Wow - she really has grown! She's so beautiful. And the photos thread has obviously got everyone over the shyness of posting photos of ourselves! It's a lovely picture of the two of you!

Do you clip the hair on her feet, or does it just not grow down onto the ground? Rosie's foot hair is long and gets soaking wet whenever we go out onto damp grass. 

Rosie loves my slippers - I am reading Inside of a Dog's Mind (recommended by Mandy/Embee, if I remember rightly!) at the moment and it's discussing the importance and abundance of smells in a dog's world and it reckons that they may view shoes/slippers/socks as a part of us because they have such a concentration of our smells on them! Hence their obsession with them - it brings them closer to us!


----------



## lady amanda (Nov 26, 2010)

Thanks Louise 

What a great way to think of why they steal our shoes and socks....actually just my shoes and socks....see she does love me the best.

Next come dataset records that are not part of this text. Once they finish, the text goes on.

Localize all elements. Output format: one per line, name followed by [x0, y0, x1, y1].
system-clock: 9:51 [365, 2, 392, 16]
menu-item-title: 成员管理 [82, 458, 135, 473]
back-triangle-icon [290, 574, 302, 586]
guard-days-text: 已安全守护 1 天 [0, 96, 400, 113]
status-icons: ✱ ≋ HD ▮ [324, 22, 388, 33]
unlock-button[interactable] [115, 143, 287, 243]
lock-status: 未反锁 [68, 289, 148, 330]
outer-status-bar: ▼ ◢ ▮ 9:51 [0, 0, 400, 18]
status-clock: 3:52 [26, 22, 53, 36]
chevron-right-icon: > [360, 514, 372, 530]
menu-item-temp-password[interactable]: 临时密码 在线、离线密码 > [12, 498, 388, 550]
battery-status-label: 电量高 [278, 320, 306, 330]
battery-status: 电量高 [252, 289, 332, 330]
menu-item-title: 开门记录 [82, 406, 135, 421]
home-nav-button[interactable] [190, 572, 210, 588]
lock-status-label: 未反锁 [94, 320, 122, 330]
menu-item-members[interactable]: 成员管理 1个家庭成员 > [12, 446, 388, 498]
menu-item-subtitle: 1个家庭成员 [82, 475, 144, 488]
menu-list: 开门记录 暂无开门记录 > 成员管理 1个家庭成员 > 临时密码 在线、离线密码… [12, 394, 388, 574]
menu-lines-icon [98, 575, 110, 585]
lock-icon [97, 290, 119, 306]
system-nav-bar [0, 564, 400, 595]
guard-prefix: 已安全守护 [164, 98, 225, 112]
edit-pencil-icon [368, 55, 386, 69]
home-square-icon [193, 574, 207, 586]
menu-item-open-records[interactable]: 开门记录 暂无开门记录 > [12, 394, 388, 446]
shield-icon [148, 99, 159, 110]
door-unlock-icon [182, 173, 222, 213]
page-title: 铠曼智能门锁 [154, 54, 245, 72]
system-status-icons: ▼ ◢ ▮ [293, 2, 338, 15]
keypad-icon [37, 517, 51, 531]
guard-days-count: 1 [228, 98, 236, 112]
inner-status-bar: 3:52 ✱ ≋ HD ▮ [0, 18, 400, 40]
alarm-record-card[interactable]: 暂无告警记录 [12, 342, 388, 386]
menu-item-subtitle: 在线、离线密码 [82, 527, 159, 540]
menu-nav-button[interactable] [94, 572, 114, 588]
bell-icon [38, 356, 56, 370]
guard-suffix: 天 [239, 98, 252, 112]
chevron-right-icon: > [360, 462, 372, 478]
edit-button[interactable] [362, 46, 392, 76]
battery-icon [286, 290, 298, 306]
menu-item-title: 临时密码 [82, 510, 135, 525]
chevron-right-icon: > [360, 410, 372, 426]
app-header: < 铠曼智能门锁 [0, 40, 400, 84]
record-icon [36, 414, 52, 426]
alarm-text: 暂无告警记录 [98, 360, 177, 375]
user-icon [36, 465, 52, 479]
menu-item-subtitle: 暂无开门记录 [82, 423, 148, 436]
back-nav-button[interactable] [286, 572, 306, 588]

as for Lady's feet...I think they still look silly....that is left over from her grooming incident when they made a mess of her feet, they trimmed them so short...and did nothing to her body...just her feet and her head got trimmed. I liked her feet when they looked more cocker spaniel, however they are easier to keep clean like this....but I think she looks like she is floating. odd.


----------



## lady amanda (Nov 26, 2010)

another of her on the back deck


----------



## sonatalady7 (Apr 4, 2011)

Awww! Love them! I remember the first time we had Bella's feet trimmed. She looked like a poodle with bit poofy, bushy hair on her legs...with liiiittle teeeny feet!


----------



## Dylansmum (Oct 29, 2010)

She is a really gorgeous dog!


----------



## embee (Dec 27, 2010)

Wow - nice to see some recent pics and her coat is fantastic, a lovely colour and texture. She really is quite apricot now.


----------



## lady amanda (Nov 26, 2010)

Thanks Guys!!!
Yes her colour has really changed ALOT!!! from when she was a pup. she was all one colour and now has so many...I love her  She is definitely apricot now.

Her feet were sooo big when we took her to get trimmed...it was a big shock when she came home, they were so long that we actually called her Lady Big Paws.


----------



## Melo (Apr 7, 2011)

she is soo cute


----------



## Kel (Feb 1, 2011)

Lady is so pretty...great pics


----------



## Enneirda. (Mar 5, 2010)

She looks great! Love the sock picture.  Though I do agree, that's a very odd way to trim feet.


----------



## lady amanda (Nov 26, 2010)

I know!!! they are odd for sure! i am going to grow them out....they weren't even trimmed evenly! the hair was all uneven. and in those pics it is actually an improvement


----------